Let me just say that starting a day at Cheekwood Estate & Gardens is a rare treat and privilege. For about the last month, I have weaseled my way onto the exquisite grounds early in the morning, before crowds arrive, to glimpse progress of Cheekwood’s Storybook Houses exhibit, which opens to the public today.
For the last three weeks, The Wills Company and four other creative architectural teams have been constructing children’s playhouses, based on beloved stories, that will be on display throughout the summer.
The Wills Company playhouse is inspired by Charlotte’s Web, so there has been a life-sized pig sculpture on our conference room table all spring, and we’ve seen windmills, weather vanes and spider webs spinning in the office, as lead designer Ridley Wills and lead draftsman Mike Hoff masterminded a barn full of fun.

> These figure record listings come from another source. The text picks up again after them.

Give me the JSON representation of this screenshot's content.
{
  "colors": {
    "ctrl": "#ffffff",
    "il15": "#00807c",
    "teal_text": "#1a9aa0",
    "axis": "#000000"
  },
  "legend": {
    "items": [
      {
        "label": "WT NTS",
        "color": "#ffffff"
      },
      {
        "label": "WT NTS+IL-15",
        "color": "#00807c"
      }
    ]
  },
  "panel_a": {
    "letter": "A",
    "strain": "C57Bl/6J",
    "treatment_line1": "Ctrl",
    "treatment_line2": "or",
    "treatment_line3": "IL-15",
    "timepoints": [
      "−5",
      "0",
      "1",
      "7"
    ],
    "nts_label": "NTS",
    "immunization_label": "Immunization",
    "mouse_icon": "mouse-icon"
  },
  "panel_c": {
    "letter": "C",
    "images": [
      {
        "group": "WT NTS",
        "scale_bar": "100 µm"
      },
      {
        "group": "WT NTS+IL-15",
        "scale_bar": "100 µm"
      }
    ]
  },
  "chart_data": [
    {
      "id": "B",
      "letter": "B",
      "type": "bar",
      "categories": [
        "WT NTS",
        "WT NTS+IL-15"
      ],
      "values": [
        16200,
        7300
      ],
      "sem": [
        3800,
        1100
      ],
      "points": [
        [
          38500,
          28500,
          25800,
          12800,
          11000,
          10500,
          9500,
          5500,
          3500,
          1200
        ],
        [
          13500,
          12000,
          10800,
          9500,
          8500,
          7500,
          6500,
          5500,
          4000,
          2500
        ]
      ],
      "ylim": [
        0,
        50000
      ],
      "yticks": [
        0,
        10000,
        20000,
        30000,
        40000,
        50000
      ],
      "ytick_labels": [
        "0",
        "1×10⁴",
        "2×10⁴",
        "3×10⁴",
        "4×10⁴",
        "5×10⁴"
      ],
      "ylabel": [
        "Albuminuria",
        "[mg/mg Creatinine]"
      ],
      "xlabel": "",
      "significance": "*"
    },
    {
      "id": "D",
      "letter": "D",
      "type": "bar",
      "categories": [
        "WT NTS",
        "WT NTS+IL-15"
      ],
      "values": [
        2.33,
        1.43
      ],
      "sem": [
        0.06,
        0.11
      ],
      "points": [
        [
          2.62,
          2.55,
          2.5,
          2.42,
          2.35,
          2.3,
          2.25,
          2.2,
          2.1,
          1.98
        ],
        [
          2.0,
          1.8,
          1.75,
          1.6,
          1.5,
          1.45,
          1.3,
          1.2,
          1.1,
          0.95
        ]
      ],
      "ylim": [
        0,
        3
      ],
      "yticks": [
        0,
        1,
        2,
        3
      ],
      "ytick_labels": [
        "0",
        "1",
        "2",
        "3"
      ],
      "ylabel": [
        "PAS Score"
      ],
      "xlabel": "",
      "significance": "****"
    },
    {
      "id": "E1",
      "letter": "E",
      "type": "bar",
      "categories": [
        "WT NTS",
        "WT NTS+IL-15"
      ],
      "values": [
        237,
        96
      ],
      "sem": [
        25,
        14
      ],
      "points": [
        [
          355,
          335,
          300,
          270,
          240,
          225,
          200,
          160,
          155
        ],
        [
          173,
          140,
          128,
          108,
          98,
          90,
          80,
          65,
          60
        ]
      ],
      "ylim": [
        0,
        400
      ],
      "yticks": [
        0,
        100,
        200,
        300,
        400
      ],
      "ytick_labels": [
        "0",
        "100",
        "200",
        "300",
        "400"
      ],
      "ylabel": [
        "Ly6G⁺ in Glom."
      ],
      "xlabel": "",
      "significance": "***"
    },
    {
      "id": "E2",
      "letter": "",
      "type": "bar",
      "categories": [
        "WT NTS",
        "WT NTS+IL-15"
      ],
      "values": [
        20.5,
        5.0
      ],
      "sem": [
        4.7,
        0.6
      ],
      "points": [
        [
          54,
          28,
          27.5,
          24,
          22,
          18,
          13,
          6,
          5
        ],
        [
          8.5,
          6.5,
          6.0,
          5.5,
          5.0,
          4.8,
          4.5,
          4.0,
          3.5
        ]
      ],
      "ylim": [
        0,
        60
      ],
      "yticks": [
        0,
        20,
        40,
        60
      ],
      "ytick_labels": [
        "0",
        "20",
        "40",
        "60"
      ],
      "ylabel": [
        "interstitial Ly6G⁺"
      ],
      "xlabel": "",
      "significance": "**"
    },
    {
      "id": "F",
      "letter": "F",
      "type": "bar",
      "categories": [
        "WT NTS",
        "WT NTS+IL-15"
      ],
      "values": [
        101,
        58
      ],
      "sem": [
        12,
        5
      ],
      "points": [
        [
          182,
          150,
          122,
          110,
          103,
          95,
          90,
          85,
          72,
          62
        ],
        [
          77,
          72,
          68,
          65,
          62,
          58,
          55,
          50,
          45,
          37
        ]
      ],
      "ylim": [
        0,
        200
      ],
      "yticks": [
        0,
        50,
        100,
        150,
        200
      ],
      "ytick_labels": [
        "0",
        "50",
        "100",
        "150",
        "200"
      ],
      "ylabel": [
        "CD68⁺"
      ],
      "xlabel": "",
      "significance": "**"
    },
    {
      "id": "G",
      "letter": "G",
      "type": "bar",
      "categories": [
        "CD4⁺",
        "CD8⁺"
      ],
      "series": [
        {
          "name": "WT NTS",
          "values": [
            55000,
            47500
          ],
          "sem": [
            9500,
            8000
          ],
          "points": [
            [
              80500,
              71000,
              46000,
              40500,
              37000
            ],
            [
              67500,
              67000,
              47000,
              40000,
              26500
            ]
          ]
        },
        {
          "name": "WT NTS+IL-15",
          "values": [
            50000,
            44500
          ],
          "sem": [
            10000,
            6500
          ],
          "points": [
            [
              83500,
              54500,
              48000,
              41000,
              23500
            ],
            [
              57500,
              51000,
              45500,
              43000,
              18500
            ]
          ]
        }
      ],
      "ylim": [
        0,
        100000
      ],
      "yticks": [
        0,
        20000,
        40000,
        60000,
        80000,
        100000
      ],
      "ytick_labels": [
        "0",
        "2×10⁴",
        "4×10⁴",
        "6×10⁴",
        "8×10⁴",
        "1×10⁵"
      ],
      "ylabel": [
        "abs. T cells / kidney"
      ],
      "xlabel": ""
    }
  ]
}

Wills Company carpenter Toby Tyler (pictured here as a cheerful brown cow) led a team of builders, including a volunteer corps from my alma mater, Tennessee College of Applied Technology, in constructing “a veritable smorgasbord” of kid-friendly farm-style activities. Not to give too much away, but Zuckerman’s barn on the lawn outside Botanic Hall has a swing, hayloft, selfie wall, climbing web, and a spiral slide down the silo.
The Wills Company’s Charlotte’s Web is just one of a library of whimsical and interactive Storybook Houses dotted throughout the Cheekwood landscape. Among other exhibits, Pfeffer Torode architects brought Mister McGregor’s garden to life next door to Zuckerman’s famous pig, and Tuck-Hinton is staging a Wild Rumpus down the hill. Wandering through Cheekwood’s 56 acres this summer will be like exploring a favorite bookshelf come to life.
And while I’m sad my early mornings on the tulip-topped hillside have come to an end now that construction is complete, I’m delighted I still get to start my workdays with these talented characters.
Cheekwood’s Storybook Houses exhibit is open Tuesday through Sunday, May 1 through September 1.